Psychologist in Turkey

Building a ‘colourful life’ in ‘the best human pool ever’

Blog 2 EFPSA NL “The best human pool ever,” is Zeynep’s answer when asked what is a good thing about Turkish psychology education. This has to do with the diversity of people in Turkey: “There are many different cultures, religious beliefs, races, languages etc. Moreover, especially the history of this country makes its people to be prone to have and thus wonder more about psychiatric disorders such as depression, anxiety, and PTSD,” she explains. Zeynep Basgoze (35) has worked as an assistant professor at the Psychology Department of Baskent University in Ankara since 2014, teaching classes in experimental and cognitive psychology. She studied philosophy at Bogazici University in Istanbul and came to Ankara to study Cognitive Sciences at Middle East Technical University, where she also acquired her PhD.

 

Upsides of psychology in Turkey
Turkey seems to have an amazing potential for students of psychology. Not only the people are diverse, so are the options for graduate students. Various Master’s Degrees are available to study after a 4-year-long psychology study, such as clinical, experimental, social, forensic, cognitive, family, development, industrial & organization, sport, traffic & transport and experimental-social psychology. “Even if you don’t continue studying in a graduate level, you can still work as a psychologist in state departments (…), in kinder-gardens, in private sector, etc.”, explains Zeynep. According to Zeynep, it is quite easy to get into psychology education in Turkey; given that you acquire a certain score in the general college entrance exam to get into college. Also, even if internships are not mandatory in psychology education, most departments encourage and help students in conducting an internship.

 

Downsides of psychology in Turkey
However, the downside of psychology in Turkey is that the Turkish government does not recognize the status of psychologists as professionals: there is no law of occupation for psychologists.
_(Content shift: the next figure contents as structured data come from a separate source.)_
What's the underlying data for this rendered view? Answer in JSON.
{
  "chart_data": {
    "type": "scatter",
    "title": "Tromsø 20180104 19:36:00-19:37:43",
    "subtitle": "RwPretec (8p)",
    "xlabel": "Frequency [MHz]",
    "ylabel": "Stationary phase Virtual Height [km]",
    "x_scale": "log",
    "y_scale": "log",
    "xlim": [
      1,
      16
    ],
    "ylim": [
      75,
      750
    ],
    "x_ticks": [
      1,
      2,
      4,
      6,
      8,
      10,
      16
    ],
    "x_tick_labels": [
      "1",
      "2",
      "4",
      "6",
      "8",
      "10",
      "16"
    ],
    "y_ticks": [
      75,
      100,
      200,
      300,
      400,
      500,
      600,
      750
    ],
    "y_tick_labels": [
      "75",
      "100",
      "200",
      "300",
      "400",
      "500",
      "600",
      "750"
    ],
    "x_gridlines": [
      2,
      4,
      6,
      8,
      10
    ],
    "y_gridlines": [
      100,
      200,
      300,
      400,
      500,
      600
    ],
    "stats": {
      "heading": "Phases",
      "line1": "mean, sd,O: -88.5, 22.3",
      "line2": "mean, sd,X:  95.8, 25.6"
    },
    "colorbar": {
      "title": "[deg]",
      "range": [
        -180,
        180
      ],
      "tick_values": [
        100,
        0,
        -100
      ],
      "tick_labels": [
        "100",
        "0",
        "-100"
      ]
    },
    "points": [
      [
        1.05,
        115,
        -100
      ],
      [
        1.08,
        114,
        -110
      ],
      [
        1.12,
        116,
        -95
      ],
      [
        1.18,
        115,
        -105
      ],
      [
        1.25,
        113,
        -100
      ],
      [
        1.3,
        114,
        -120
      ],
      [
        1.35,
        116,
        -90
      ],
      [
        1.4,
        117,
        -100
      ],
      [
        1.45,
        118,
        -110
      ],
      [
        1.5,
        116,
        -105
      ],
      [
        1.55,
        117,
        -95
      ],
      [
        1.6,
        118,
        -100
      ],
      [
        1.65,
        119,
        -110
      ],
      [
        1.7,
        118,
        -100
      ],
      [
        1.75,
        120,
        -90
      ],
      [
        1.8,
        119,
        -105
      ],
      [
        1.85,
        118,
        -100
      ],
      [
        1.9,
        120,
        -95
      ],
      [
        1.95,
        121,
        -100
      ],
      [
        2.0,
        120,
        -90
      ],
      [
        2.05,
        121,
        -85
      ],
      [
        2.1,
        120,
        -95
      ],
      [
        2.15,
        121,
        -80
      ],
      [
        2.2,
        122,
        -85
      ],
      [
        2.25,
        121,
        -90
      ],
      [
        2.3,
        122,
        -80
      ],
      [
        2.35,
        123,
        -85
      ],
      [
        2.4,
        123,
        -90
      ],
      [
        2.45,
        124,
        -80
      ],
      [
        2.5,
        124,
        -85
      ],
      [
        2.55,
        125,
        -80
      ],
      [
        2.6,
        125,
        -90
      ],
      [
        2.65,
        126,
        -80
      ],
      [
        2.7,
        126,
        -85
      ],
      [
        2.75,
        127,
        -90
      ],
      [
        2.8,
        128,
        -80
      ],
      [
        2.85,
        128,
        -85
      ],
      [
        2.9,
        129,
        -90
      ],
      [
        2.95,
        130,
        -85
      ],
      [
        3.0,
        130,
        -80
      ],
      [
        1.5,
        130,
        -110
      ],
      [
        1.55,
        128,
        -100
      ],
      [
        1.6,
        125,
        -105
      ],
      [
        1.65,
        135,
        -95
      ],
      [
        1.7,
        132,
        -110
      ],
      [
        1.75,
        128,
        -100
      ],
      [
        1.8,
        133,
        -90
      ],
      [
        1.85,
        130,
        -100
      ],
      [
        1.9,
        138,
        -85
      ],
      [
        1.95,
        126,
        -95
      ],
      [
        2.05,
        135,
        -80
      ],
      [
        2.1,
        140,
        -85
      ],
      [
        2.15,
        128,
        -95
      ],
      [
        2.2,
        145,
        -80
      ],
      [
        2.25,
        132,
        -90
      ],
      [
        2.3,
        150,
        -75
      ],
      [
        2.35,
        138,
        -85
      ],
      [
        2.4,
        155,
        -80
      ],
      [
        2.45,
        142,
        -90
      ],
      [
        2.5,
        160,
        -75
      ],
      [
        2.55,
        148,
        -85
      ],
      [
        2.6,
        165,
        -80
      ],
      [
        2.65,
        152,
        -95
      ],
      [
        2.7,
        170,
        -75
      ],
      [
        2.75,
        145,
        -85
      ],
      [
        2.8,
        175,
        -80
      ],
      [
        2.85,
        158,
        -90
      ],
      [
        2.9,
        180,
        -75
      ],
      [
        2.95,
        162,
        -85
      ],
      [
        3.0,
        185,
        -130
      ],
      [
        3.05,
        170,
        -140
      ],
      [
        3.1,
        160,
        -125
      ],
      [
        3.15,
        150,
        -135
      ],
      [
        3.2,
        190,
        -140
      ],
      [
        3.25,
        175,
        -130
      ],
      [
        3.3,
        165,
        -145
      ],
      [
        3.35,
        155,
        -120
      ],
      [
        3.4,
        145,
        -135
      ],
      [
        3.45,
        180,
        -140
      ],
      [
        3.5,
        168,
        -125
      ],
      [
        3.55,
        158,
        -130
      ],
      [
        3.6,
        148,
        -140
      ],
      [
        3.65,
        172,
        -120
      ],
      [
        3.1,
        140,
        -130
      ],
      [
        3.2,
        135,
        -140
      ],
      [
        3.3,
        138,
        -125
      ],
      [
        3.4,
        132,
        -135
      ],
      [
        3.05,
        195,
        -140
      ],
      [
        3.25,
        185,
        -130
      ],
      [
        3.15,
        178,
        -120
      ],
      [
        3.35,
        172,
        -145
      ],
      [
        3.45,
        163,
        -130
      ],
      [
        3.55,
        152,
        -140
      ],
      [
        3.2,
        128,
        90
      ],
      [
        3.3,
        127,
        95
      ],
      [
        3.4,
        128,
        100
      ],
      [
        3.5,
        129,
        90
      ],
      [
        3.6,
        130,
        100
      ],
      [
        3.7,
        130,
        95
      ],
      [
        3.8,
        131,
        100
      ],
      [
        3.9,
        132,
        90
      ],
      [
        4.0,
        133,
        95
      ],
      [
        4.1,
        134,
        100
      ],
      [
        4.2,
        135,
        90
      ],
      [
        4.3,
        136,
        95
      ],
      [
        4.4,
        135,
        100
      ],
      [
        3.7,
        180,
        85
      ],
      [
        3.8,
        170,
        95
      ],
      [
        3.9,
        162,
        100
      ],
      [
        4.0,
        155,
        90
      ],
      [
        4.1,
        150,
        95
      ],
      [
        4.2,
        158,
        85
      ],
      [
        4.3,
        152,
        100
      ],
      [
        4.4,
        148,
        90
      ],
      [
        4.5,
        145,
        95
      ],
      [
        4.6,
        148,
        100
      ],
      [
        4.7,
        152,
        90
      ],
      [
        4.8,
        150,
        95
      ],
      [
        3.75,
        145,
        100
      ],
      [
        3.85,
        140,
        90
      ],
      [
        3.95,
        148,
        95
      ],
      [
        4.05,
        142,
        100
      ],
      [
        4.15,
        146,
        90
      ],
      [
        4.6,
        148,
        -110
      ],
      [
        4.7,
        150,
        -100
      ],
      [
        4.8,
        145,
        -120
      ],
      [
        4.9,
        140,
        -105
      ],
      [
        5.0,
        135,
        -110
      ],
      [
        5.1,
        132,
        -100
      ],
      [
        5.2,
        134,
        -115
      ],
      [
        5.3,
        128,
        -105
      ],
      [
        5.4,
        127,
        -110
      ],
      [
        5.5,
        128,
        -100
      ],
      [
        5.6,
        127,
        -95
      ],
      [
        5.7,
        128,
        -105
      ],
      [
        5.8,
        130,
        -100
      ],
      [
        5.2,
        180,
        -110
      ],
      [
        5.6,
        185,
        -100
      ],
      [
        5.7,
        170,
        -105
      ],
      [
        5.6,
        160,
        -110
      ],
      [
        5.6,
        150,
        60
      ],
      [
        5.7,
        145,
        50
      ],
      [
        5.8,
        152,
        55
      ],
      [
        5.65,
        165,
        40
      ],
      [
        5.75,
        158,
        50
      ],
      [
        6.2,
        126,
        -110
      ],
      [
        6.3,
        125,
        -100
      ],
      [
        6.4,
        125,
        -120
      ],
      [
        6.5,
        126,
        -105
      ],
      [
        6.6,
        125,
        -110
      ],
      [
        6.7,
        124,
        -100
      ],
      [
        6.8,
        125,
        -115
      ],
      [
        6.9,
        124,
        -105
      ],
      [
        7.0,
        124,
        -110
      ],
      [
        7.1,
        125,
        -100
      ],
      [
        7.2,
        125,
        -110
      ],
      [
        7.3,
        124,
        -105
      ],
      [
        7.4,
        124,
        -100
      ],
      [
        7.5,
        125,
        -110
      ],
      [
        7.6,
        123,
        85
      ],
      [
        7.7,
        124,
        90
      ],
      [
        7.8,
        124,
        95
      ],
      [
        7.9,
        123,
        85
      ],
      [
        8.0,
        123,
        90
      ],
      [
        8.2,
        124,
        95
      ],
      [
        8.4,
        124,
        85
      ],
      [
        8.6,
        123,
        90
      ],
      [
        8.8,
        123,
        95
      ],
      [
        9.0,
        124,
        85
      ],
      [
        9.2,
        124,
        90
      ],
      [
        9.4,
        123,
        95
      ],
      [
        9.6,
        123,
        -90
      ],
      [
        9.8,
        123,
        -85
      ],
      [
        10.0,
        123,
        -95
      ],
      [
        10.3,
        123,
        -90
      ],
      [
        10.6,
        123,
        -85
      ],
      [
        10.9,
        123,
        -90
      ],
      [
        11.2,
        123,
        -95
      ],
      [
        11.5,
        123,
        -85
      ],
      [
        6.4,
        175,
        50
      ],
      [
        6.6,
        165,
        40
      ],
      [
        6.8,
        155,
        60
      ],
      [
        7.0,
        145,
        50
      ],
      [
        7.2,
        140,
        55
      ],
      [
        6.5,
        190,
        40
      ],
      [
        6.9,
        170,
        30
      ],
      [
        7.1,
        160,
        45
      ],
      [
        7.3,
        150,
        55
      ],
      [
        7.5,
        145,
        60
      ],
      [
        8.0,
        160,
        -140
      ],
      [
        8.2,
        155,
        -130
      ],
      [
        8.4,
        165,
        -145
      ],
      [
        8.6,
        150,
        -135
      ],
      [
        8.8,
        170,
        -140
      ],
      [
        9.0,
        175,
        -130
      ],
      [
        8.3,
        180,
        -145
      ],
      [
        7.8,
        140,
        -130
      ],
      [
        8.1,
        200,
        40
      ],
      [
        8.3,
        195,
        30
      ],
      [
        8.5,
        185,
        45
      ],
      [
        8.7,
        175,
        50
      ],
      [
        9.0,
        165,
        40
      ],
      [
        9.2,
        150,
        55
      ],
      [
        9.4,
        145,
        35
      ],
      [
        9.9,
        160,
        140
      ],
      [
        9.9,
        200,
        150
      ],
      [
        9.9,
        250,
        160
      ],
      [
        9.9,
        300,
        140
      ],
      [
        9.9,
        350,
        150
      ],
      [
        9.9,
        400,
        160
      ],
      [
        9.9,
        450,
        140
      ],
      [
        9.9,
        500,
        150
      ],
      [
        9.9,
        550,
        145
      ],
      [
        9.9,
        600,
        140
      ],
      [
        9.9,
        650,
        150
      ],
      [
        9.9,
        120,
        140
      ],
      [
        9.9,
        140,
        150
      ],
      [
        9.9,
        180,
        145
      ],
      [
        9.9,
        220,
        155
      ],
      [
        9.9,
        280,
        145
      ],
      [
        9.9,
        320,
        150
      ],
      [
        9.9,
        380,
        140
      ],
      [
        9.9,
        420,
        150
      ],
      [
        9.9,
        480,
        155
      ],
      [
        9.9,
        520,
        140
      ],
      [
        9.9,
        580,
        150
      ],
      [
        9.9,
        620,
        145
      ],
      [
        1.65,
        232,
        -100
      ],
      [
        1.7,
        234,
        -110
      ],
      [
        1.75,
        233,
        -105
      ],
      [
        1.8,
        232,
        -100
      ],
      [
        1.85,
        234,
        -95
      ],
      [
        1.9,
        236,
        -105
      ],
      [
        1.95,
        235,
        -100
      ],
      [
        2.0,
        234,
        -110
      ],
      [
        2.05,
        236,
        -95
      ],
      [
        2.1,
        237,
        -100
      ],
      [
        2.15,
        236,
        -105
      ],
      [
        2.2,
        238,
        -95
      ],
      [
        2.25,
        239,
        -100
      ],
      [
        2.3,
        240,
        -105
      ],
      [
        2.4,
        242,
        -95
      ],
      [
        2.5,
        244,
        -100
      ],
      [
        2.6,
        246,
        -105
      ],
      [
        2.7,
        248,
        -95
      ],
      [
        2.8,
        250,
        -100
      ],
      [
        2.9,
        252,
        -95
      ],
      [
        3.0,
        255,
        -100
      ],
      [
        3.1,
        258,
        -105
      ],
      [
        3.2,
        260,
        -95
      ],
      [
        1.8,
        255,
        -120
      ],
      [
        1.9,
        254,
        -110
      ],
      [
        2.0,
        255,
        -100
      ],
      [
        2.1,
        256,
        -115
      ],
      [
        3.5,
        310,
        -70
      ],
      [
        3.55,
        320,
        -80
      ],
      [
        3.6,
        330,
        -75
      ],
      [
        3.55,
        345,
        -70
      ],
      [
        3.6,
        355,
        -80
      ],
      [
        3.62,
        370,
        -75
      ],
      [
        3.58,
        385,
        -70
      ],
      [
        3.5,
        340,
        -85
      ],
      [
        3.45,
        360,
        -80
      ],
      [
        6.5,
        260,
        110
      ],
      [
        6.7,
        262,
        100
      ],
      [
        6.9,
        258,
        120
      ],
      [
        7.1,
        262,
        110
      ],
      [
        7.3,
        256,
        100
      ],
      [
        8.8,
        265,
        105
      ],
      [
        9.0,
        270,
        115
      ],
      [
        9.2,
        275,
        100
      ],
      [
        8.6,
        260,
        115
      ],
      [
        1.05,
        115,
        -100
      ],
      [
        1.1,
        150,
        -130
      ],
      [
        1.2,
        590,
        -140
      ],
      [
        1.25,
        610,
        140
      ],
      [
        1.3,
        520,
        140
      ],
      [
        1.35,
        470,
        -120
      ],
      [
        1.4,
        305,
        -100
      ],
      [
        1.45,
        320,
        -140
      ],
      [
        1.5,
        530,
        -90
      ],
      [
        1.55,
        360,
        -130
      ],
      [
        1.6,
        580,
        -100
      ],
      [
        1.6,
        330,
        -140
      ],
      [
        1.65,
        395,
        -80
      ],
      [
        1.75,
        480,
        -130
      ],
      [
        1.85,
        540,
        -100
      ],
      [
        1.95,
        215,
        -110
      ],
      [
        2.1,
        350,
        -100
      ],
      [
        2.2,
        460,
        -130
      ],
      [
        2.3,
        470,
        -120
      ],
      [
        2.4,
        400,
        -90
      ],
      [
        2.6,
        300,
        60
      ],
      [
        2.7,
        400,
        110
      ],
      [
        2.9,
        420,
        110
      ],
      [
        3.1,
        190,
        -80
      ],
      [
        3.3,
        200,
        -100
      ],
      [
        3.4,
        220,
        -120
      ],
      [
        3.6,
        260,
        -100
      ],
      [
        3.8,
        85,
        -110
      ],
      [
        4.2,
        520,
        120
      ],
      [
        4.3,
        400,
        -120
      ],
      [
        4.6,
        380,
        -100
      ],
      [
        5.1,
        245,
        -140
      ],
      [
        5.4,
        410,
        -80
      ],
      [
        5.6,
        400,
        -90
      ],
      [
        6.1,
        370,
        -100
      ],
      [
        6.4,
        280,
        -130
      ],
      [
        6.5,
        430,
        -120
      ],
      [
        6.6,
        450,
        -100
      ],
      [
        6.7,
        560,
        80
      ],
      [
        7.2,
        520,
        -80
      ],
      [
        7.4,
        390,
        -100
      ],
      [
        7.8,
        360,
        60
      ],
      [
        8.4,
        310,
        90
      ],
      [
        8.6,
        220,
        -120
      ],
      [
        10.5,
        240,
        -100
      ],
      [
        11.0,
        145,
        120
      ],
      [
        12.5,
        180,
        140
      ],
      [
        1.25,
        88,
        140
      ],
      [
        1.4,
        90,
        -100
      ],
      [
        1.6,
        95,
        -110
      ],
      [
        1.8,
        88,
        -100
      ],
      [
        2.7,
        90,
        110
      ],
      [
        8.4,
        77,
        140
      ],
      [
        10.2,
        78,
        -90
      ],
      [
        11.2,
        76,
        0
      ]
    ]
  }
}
Zeynep: “Even if you get your PhD, say in the clinical area, you cannot open your own practice without cooperating with a psychiatrist.” According to Zeynep, it is definitely a point of improvement for the Turkish government to recognize psychologists by law. When it comes to psychology education, many private colleges are opening psychology departments without sufficient (variation in) academic staff, leading to great variation in quality of schooling. Zeynep: “These departments are opened just with the purpose of making money, rather than giving a proper education. I think all psychology departments should be asked to be accredited by the Turkish Psychology Association.” Another consequence is that many psychology departments tend to specialize in only one sub-field of psychology, which leads to poor variation in options for students to discover which field has their interest.

 

Work ethics of psychologists in Turkey and abroad
As for the work ethics, psychologists in Turkey tend to stay connected. Zeynep: “Almost any psychologist knows the others, especially if they work within the same sub-field. I mean, not only knowing them from their work, but actually knowing them in person. I find it very interesting that they are like a big family, who fight all time, yet stay and work together.” This connectedness among Turkish psychologists fits Zeynep’s description of Turkish people, with openness for teamwork and “happily working with others while making them laugh almost all the time.” When studying abroad as a visiting scholar at the Center for Magnetic resonance Research in Minnesota, US, Zeynep definitely could feel the difference between US- and Turkish work ethics: “I was so amazed that my colleagues in the US were incredibly hardworking, never vesting time with unnecessary chit-chat; therefore, very successful, but also very social, and always encouraging,” though not everybody would agree with Zeynep on this: “Many Turkish people who study abroad complain about how “cold” foreigners can be, since they are very much used to famous Turkish warmth. It’s a bit of a personal preference really. I was totally okay with a bit “cold”, and I even felt freer that way.”

 

Advice from a professional
Last but not least, Zeynep provides a word of wisdom to all psychology students: “The tools you will acquire along a good-quality psychology education is immense. Psychology is directly about life. You should use these ‘tools’ to build a sturdily founded, colourful ‘life’. It’s totally on your hands. Never forget that you actually can learn anything anytime. The brain is so plastic, so flexible that whenever you train it, it will become whatever you want it to become. Also, while studying or working, this cliché, but very true sentence should always echo in your brains: “Never give up, never surrender!””

 

* In case you are interested in studying in Turkey, Zeynep advices to check if the college education is at least 30% in English, because not all psychology departments in Turkey provide classes in English.